Maintenance of Comments

OK, so maybe comments can be useful when the code is first written but what about the major argument for self-describing code that comments rapidly become out of date and useless as the code is modified.  Admittedly this is a problem, but just because something is done badly does not necessarily mean you should abandon it.  For example, the design of most if not all software degrades over time (see my blog post Why Good Programs Go Bad) - using the above argument we should abandon any attempt at a good design.

I have found that code reviews are an effective way to ensure comments are maintained.  In the places I have worked, comments are noticeably better where code reviews are done.  To ensure comments are maintained a good idea is to add it to a check-list for code reviewers.  (Another item for the checklist is that identifiers, such as variable names, have also been updated to reflect their current use.)

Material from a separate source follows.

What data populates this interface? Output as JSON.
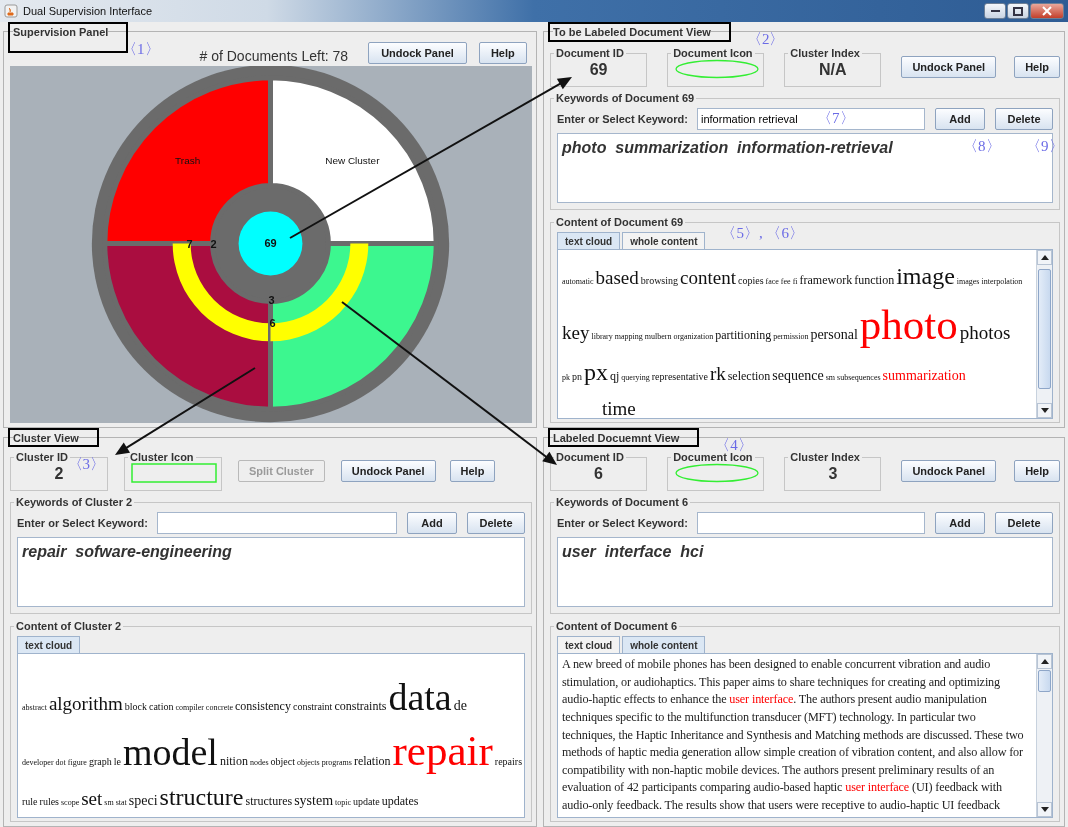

Abandoning comments and trying to make code self-describing is a bad idea; well-written and maintained comments are absolutely invaluable for saving time and preventing defects.  Overview comments save time by allowing you to quickly scan code and drill down to the relevant location to make a change.  Comments also provide more information when you do not fully comprehend the code you are reading.

The most important thing is that comments allow you to double-check your understanding of the code.  I have lost count of the number of times that I have not fully understood some code I was reading and been saved from making a silly mistake when a comment made me aware of my misunderstanding.  I may be not as good at reading and understanding code as Uncle Bob and other super programmers, but then not everybody who has to read code is a super programmer.